Issue: Whether or not acts of an agent beyond his power or authority bind the principal?

Ruling: No.
 Under Article 1898 of the New Civil Code, the acts of an agent beyond the scope of his authority do not bind the principal, unless
the latter ratifies the same expressly or impliedly.
 Furthermore, when the third person (petitioner) knows that the agent was acting beyond his power or authority, the principal
cannot be held liable for the acts of the agent. If the said third person is aware of such limits of authority, he is to blame, and is
not entitled to recover damages from the agent, unless the latter undertook to secure the principal’s ratification
 Since the PAL agents are not privy to the said Agreement and petitioner knew that a written request to the legal counsel of PAL
was necessary, he cannot use what the PAL agents did to his advantage. According to the CA, the said agents acted without
authority when they confirmed the flights of the petitioner.

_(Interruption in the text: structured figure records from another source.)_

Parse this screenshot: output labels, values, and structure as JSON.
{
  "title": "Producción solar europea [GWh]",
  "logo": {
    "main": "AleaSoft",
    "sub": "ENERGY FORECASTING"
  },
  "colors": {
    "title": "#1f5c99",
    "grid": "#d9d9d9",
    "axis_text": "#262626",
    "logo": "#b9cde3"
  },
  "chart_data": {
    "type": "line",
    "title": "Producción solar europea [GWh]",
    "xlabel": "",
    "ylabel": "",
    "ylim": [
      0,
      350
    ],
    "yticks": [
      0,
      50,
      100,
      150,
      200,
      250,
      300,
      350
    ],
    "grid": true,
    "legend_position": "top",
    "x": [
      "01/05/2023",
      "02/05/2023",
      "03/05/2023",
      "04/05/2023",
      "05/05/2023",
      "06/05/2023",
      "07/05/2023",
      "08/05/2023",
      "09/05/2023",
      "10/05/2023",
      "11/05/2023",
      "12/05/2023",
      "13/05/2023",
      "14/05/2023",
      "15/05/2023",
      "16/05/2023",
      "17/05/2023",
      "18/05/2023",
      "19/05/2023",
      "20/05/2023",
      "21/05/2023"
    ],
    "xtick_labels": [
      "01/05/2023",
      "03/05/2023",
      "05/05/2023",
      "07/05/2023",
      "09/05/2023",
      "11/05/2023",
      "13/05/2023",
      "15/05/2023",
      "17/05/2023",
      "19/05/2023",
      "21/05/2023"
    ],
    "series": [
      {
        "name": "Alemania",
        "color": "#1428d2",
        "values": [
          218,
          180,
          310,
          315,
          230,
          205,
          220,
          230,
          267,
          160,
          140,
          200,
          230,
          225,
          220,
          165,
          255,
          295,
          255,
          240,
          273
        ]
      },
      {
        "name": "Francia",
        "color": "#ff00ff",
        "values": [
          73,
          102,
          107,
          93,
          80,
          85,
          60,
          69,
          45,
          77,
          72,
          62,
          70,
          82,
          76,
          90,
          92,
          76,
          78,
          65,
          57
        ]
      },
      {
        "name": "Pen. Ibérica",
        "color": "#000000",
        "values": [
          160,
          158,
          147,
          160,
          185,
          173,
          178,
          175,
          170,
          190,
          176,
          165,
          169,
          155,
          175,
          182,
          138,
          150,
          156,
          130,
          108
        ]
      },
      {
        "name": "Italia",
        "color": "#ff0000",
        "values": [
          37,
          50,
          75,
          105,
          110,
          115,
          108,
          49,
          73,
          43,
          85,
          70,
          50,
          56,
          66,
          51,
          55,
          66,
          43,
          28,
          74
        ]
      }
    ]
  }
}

 The admission by Cervantes that he was told by PAL’s legal counsel that he had to submit a letter requesting for an extension
of the validity of subject tickets was tantamount to knowledge on his part that the PAL employees had no authority to extend the
validity of subject tickets and only PAL’s legal counsel was authorized to do so.

Additional ruling on damages:

 An award of damages is improper because petitioner failed to show that PAL acted in bad faith in refusing to allow him to board
its plane in San Francisco.
 In awarding moral damages for breach of contract of carriage, the breach must be wanton and deliberately injurious or the one
responsible acted fraudulently or with malice or bad faith. Petitioner knew there was a strong possibility that he could not use
the subject ticket, so much so that he bought a back-up ticket to ensure his departure.

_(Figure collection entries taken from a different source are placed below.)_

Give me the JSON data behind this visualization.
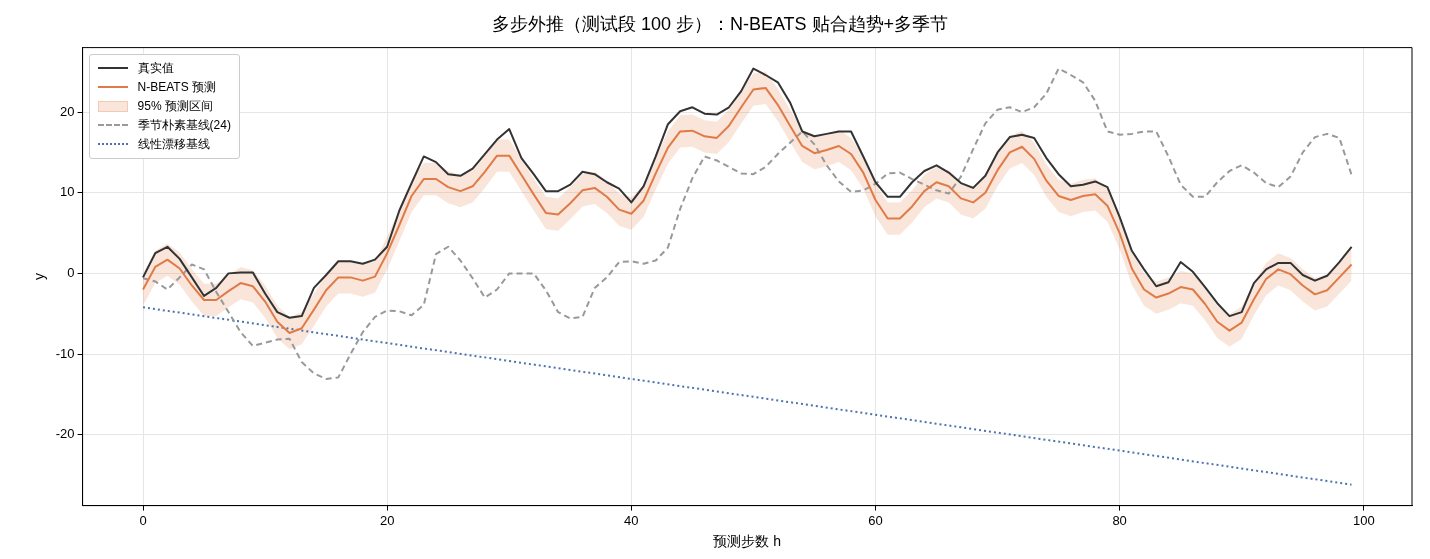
{
  "chart_data": {
    "type": "line",
    "title": "多步外推（测试段 100 步）：N-BEATS 贴合趋势+多季节",
    "xlabel": "预测步数 h",
    "ylabel": "y",
    "x": [
      0,
      1,
      2,
      3,
      4,
      5,
      6,
      7,
      8,
      9,
      10,
      11,
      12,
      13,
      14,
      15,
      16,
      17,
      18,
      19,
      20,
      21,
      22,
      23,
      24,
      25,
      26,
      27,
      28,
      29,
      30,
      31,
      32,
      33,
      34,
      35,
      36,
      37,
      38,
      39,
      40,
      41,
      42,
      43,
      44,
      45,
      46,
      47,
      48,
      49,
      50,
      51,
      52,
      53,
      54,
      55,
      56,
      57,
      58,
      59,
      60,
      61,
      62,
      63,
      64,
      65,
      66,
      67,
      68,
      69,
      70,
      71,
      72,
      73,
      74,
      75,
      76,
      77,
      78,
      79,
      80,
      81,
      82,
      83,
      84,
      85,
      86,
      87,
      88,
      89,
      90,
      91,
      92,
      93,
      94,
      95,
      96,
      97,
      98,
      99
    ],
    "series": [
      {
        "name": "真实值",
        "color": "#333333",
        "line_style": "solid",
        "values": [
          -0.5,
          2.5,
          3.3,
          1.8,
          -0.5,
          -2.8,
          -1.8,
          0,
          0.1,
          0.1,
          -2.5,
          -4.8,
          -5.5,
          -5.3,
          -1.8,
          -0.2,
          1.5,
          1.5,
          1.2,
          1.7,
          3.3,
          7.8,
          11.2,
          14.5,
          13.8,
          12.3,
          12.1,
          13,
          14.8,
          16.6,
          17.9,
          14.3,
          12.3,
          10.2,
          10.2,
          11,
          12.6,
          12.3,
          11.3,
          10.5,
          8.8,
          10.8,
          14.5,
          18.5,
          20.1,
          20.6,
          19.8,
          19.7,
          20.6,
          22.6,
          25.4,
          24.6,
          23.7,
          21.2,
          17.6,
          17,
          17.3,
          17.6,
          17.6,
          14.5,
          11.3,
          9.5,
          9.5,
          11.3,
          12.7,
          13.4,
          12.5,
          11.2,
          10.6,
          12.1,
          15,
          16.9,
          17.2,
          16.8,
          14.3,
          12.3,
          10.8,
          11,
          11.4,
          10.7,
          7,
          2.8,
          0.5,
          -1.6,
          -1.1,
          1.4,
          0.2,
          -1.7,
          -3.7,
          -5.3,
          -4.8,
          -1.2,
          0.5,
          1.3,
          1.3,
          -0.2,
          -0.9,
          -0.3,
          1.4,
          3.3
        ]
      },
      {
        "name": "N-BEATS 预测",
        "color": "#e07b47",
        "line_style": "solid",
        "values": [
          -2,
          0.8,
          1.7,
          0.6,
          -1.5,
          -3.3,
          -3.3,
          -2.2,
          -1.2,
          -1.6,
          -3.5,
          -6,
          -7.4,
          -6.8,
          -4.5,
          -2.1,
          -0.5,
          -0.5,
          -0.9,
          -0.4,
          2.5,
          6,
          9.6,
          11.7,
          11.7,
          10.7,
          10.2,
          10.8,
          12.6,
          14.6,
          14.6,
          12.2,
          9.8,
          7.5,
          7.3,
          8.7,
          10.3,
          10.6,
          9.5,
          7.9,
          7.4,
          9,
          12.4,
          15.6,
          17.6,
          17.7,
          17,
          16.8,
          18.3,
          20.6,
          22.8,
          23,
          20.9,
          18.3,
          15.8,
          14.9,
          15.3,
          15.8,
          14.8,
          12.5,
          9.1,
          6.8,
          6.8,
          8.3,
          10.2,
          11.3,
          10.8,
          9.3,
          8.8,
          10,
          12.8,
          15,
          15.7,
          14.2,
          11.5,
          9.6,
          9.1,
          9.6,
          9.8,
          8.4,
          5,
          0.6,
          -2,
          -3,
          -2.5,
          -1.7,
          -2,
          -3.8,
          -6,
          -7.1,
          -6.1,
          -3.2,
          -0.7,
          0.5,
          -0.1,
          -1.5,
          -2.6,
          -2.1,
          -0.5,
          1.1
        ],
        "lower": [
          -4,
          -1.2,
          -0.3,
          -1.4,
          -3.5,
          -5.3,
          -5.3,
          -4.2,
          -3.2,
          -3.6,
          -5.5,
          -8,
          -9.4,
          -8.8,
          -6.5,
          -4.1,
          -2.5,
          -2.5,
          -2.9,
          -2.4,
          0.5,
          4,
          7.6,
          9.7,
          9.7,
          8.7,
          8.2,
          8.8,
          10.6,
          12.6,
          12.6,
          10.2,
          7.8,
          5.5,
          5.3,
          6.7,
          8.3,
          8.6,
          7.5,
          5.9,
          5.4,
          7,
          10.4,
          13.6,
          15.6,
          15.7,
          15,
          14.8,
          16.3,
          18.6,
          20.8,
          21,
          18.9,
          16.3,
          13.8,
          12.9,
          13.3,
          13.8,
          12.8,
          10.5,
          7.1,
          4.8,
          4.8,
          6.3,
          8.2,
          9.3,
          8.8,
          7.3,
          6.8,
          8,
          10.8,
          13,
          13.7,
          12.2,
          9.5,
          7.6,
          7.1,
          7.6,
          7.8,
          6.4,
          3,
          -1.4,
          -4,
          -5,
          -4.5,
          -3.7,
          -4,
          -5.8,
          -8,
          -9.1,
          -8.1,
          -5.2,
          -2.7,
          -1.5,
          -2.1,
          -3.5,
          -4.6,
          -4.1,
          -2.5,
          -0.9
        ],
        "upper": [
          0,
          2.8,
          3.7,
          2.6,
          0.5,
          -1.3,
          -1.3,
          -0.2,
          0.8,
          0.4,
          -1.5,
          -4,
          -5.4,
          -4.8,
          -2.5,
          -0.1,
          1.5,
          1.5,
          1.1,
          1.6,
          4.5,
          8,
          11.6,
          13.7,
          13.7,
          12.7,
          12.2,
          12.8,
          14.6,
          16.6,
          16.6,
          14.2,
          11.8,
          9.5,
          9.3,
          10.7,
          12.3,
          12.6,
          11.5,
          9.9,
          9.4,
          11,
          14.4,
          17.6,
          19.6,
          19.7,
          19,
          18.8,
          20.3,
          22.6,
          24.8,
          25,
          22.9,
          20.3,
          17.8,
          16.9,
          17.3,
          17.8,
          16.8,
          14.5,
          11.1,
          8.8,
          8.8,
          10.3,
          12.2,
          13.3,
          12.8,
          11.3,
          10.8,
          12,
          14.8,
          17,
          17.7,
          16.2,
          13.5,
          11.6,
          11.1,
          11.6,
          11.8,
          10.4,
          7,
          2.6,
          0,
          -1,
          -0.5,
          0.3,
          0,
          -1.8,
          -4,
          -5.1,
          -4.1,
          -1.2,
          1.3,
          2.5,
          1.9,
          0.5,
          -0.6,
          -0.1,
          1.5,
          3.1
        ]
      },
      {
        "name": "季节朴素基线(24)",
        "color": "#999999",
        "line_style": "dashed",
        "values": [
          -0.6,
          -1,
          -2,
          -0.5,
          1.1,
          0.5,
          -2.3,
          -4.8,
          -7.3,
          -9,
          -8.6,
          -8.2,
          -8.1,
          -11,
          -12.4,
          -13.1,
          -12.9,
          -10,
          -7.3,
          -5.4,
          -4.6,
          -4.7,
          -5.2,
          -3.9,
          2.4,
          3.3,
          1.6,
          -0.6,
          -3,
          -2,
          0,
          0,
          0,
          -2.1,
          -4.8,
          -5.6,
          -5.4,
          -1.8,
          -0.5,
          1.4,
          1.5,
          1.2,
          1.6,
          3.2,
          8,
          11.8,
          14.5,
          14,
          13.2,
          12.4,
          12.3,
          13.2,
          14.8,
          16.2,
          17.6,
          16,
          13.4,
          11.4,
          10.1,
          10.3,
          11.1,
          12.4,
          12.5,
          11.7,
          11,
          10.3,
          9.9,
          12,
          15.4,
          18.6,
          20.3,
          20.6,
          20,
          20.6,
          22.3,
          25.4,
          24.6,
          23.7,
          21.4,
          17.6,
          17.2,
          17.3,
          17.6,
          17.6,
          14.5,
          11,
          9.5,
          9.5,
          11.3,
          12.7,
          13.4,
          12.5,
          11.2,
          10.7,
          12,
          15,
          16.9,
          17.3,
          16.8,
          12.2
        ]
      },
      {
        "name": "线性漂移基线",
        "color": "#4c72b0",
        "line_style": "dotted",
        "x": [
          0,
          99
        ],
        "values": [
          -4.2,
          -26.2
        ]
      }
    ],
    "xlim": [
      -4.95,
      103.95
    ],
    "xticks": [
      0,
      20,
      40,
      60,
      80,
      100
    ],
    "ylim": [
      -28.8,
      28.0
    ],
    "yticks": [
      -20,
      -10,
      0,
      10,
      20
    ],
    "annotations": [
      "95% 预测区间"
    ],
    "grid": true,
    "legend": "top left",
    "marker": "none"
  }
}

 Should there be a finding of bad faith, we are of the opinion that it should be on the petitioner. What the employees of PAL did
was one of simple negligence. No injury resulted on the part of petitioner because he had a back-up ticket should PAL refuse to
accommodate him with the use of subject ticket. Neither can the claim for exemplary damages be upheld. Such kind of damages
is imposed by way of example or correction for the public good, and the existence of bad faith is established.
 The wrongful act must be accompanied by bad faith, and an award of damages would be allowed only if the guilty party acted
in a wanton, fraudulent, reckless or malevolent manner. Here, there is no showing that PAL acted in such a manner. An award
for attorney’s fees is also improper.